The government is planning to slash half the benefits that food stamp recipients receive, even as it makes it easier for big farmers to receive subsidies.

It seems Rep. Michael Conaway (R-TX), the chairman of the House Agriculture Committee, wants to make rich farmers even richer — at the cost of poor food stamp beneficiaries.

Every five years, a comprehensive omnibus bill, called the farm bill, is passed by Congress, dealing with agriculture and all other affairs of the U.S. Department of Agriculture. The first farm bills were created during the Great Depression to give financial aid to farmers who were struggling with low prices due to excessive crop supply. The bill allowed the government to buy excess grain from farmers and to provide them with payments for not growing crops on a percentage of land allocated by the secretary of agriculture.

The Agriculture Act of 2014, signed by President Obama, placed income caps on farm subsidies and ended direct payment subsidies that paid farmers, regardless of whether they actually grew any crops. The subsidy had cost $5 billion a year. However, Supplemental Nutrition Assistance Program is the largest portion of spending in the bill.

But this year, the Trump administration is not treating underserved people and farmers fairly. In fact, even as it makes it easier for big farmers to receive subsidies, the government is planning to slash half the benefits that food stamp recipients receive. That means 1 million fewer low-income Americans will receive food stamps.

Conaway gave his reasons for the unequal treatment: Apparently farm incomes have been down since they reached a record high in 2013.

“We’ve always had a safety net for farmers, and we’re trying to maintain it,” he said. “We don’t put any new money in the program.”

Currently, the federal government spends $17 billion on farm subsidies each year, including commodity programs that protect against a plunge in farm revenue or commodity prices. Right now, high-earning farmers with incomes above $900,000 ($1.8 million for a couple) are not entitled for the commodity subsidies, which are capped at $125,000 per farm household member.

However, Conaway’s new farm bill would exempt some farmers, classified as “pass-through entities,” from the income limit. The pass-through entities include joint ventures, partnerships and limited liability corporations, among other businesses, and are named so “because their profits pass through to their owners’ individual tax returns instead of being taxed at the corporate level,” according to the Huffington Post.

This means, anyone with a farm or farm partnership with an annual income above $900,000 can restructure itself as a pass-through entity, which would make them eligible for subsidies and hence render the cap on income useless.
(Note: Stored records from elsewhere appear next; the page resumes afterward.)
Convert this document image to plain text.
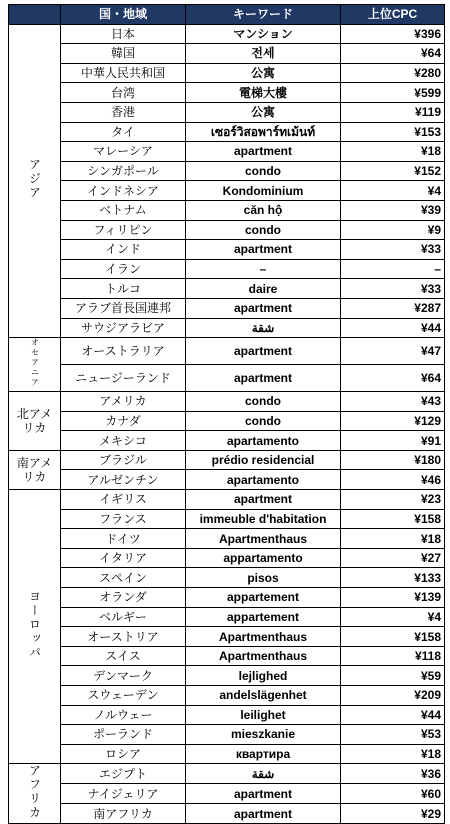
	国・地域	キーワード	上位CPC
アジア	日本	マンション	¥396
	韓国	전세	¥64
	中華人民共和国	公寓	¥280
	台湾	電梯大樓	¥599
	香港	公寓	¥119
	タイ	เซอร์วิสอพาร์ทเม้นท์	¥153
	マレーシア	apartment	¥18
	シンガポール	condo	¥152
	インドネシア	Kondominium	¥4
	ベトナム	căn hộ	¥39
	フィリピン	condo	¥9
	インド	apartment	¥33
	イラン	–	–
	トルコ	daire	¥33
	アラブ首長国連邦	apartment	¥287
	サウジアラビア	شقة	¥44
オセアニア	オーストラリア	apartment	¥47
	ニュージーランド	apartment	¥64
北アメリカ	アメリカ	condo	¥43
	カナダ	condo	¥129
	メキシコ	apartamento	¥91
南アメリカ	ブラジル	prédio residencial	¥180
	アルゼンチン	apartamento	¥46
ヨーロッパ	イギリス	apartment	¥23
	フランス	immeuble d'habitation	¥158
	ドイツ	Apartmenthaus	¥18
	イタリア	appartamento	¥27
	スペイン	pisos	¥133
	オランダ	appartement	¥139
	ベルギー	appartement	¥4
	オーストリア	Apartmenthaus	¥158
	スイス	Apartmenthaus	¥118
	デンマーク	lejlighed	¥59
	スウェーデン	andelslägenhet	¥209
	ノルウェー	leilighet	¥44
	ポーランド	mieszkanie	¥53
	ロシア	квартира	¥18
アフリカ	エジプト	شقة	¥36
	ナイジェリア	apartment	¥60
	南アフリカ	apartment	¥29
The new bill would also enable pass-through entities to bypass the $125,000 payment limit, allowing them to receive unlimited subsidies from the government.
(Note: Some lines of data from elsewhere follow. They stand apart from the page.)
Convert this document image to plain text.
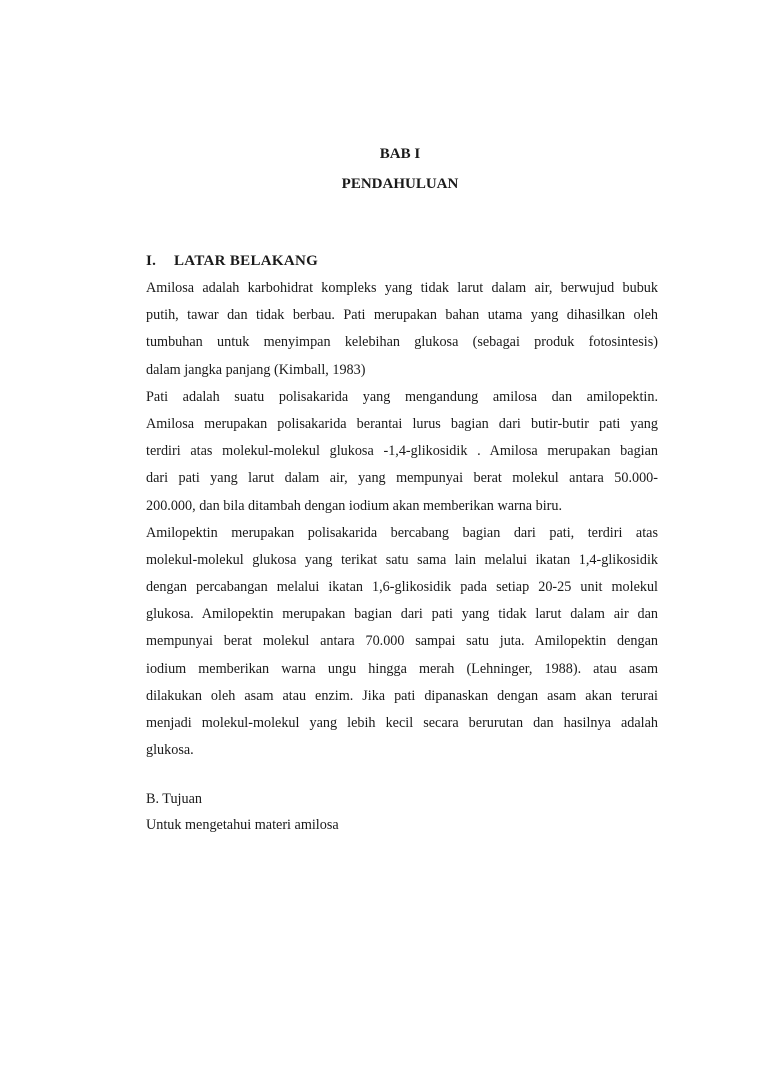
BAB I
PENDAHULUAN
I. LATAR BELAKANG
Amilosa adalah karbohidrat kompleks yang tidak larut dalam air, berwujud bubuk
putih, tawar dan tidak berbau. Pati merupakan bahan utama yang dihasilkan oleh
tumbuhan untuk menyimpan kelebihan glukosa (sebagai produk fotosintesis)
dalam jangka panjang (Kimball, 1983)
Pati adalah suatu polisakarida yang mengandung amilosa dan amilopektin.
Amilosa merupakan polisakarida berantai lurus bagian dari butir-butir pati yang
terdiri atas molekul-molekul glukosa -1,4-glikosidik . Amilosa merupakan bagian
dari pati yang larut dalam air, yang mempunyai berat molekul antara 50.000-
200.000, dan bila ditambah dengan iodium akan memberikan warna biru.
Amilopektin merupakan polisakarida bercabang bagian dari pati, terdiri atas
molekul-molekul glukosa yang terikat satu sama lain melalui ikatan 1,4-glikosidik
dengan percabangan melalui ikatan 1,6-glikosidik pada setiap 20-25 unit molekul
glukosa. Amilopektin merupakan bagian dari pati yang tidak larut dalam air dan
mempunyai berat molekul antara 70.000 sampai satu juta. Amilopektin dengan
iodium memberikan warna ungu hingga merah (Lehninger, 1988). atau asam
dilakukan oleh asam atau enzim. Jika pati dipanaskan dengan asam akan terurai
menjadi molekul-molekul yang lebih kecil secara berurutan dan hasilnya adalah
glukosa.
B. Tujuan
Untuk mengetahui materi amilosa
Conaway’s bill would also relax restriction on family farms. Under the 2014 Agriculture Act, only spouses, children and siblings of a farmer could also receive subsidies. But the new bill would add a farmer’s cousins, nieces and nephews to the list of people who can receive up to $125,000 annually, regardless of whether they grew crops on the farm.

Farm welfare critics say these agricultural subsidies would unfairly benefit the biggest farms. The House Agriculture Committee’s bill will only achieve in creating even more loopholes for rich farmers, which is probably what the Republicans want.

Conaway is hoping to bring the bill to the floor next week. Meanwhile, he has been encouraging party leaders to not allow amendments from anyone who will not vote for the final version of the bill.

“That type of loyalty pledge would make even President Trump blush,” said Rep. Jim McGovern (D-Mass). “This is deeply undemocratic and suggests Democrats shouldn’t even bother to participate in the amendment process.”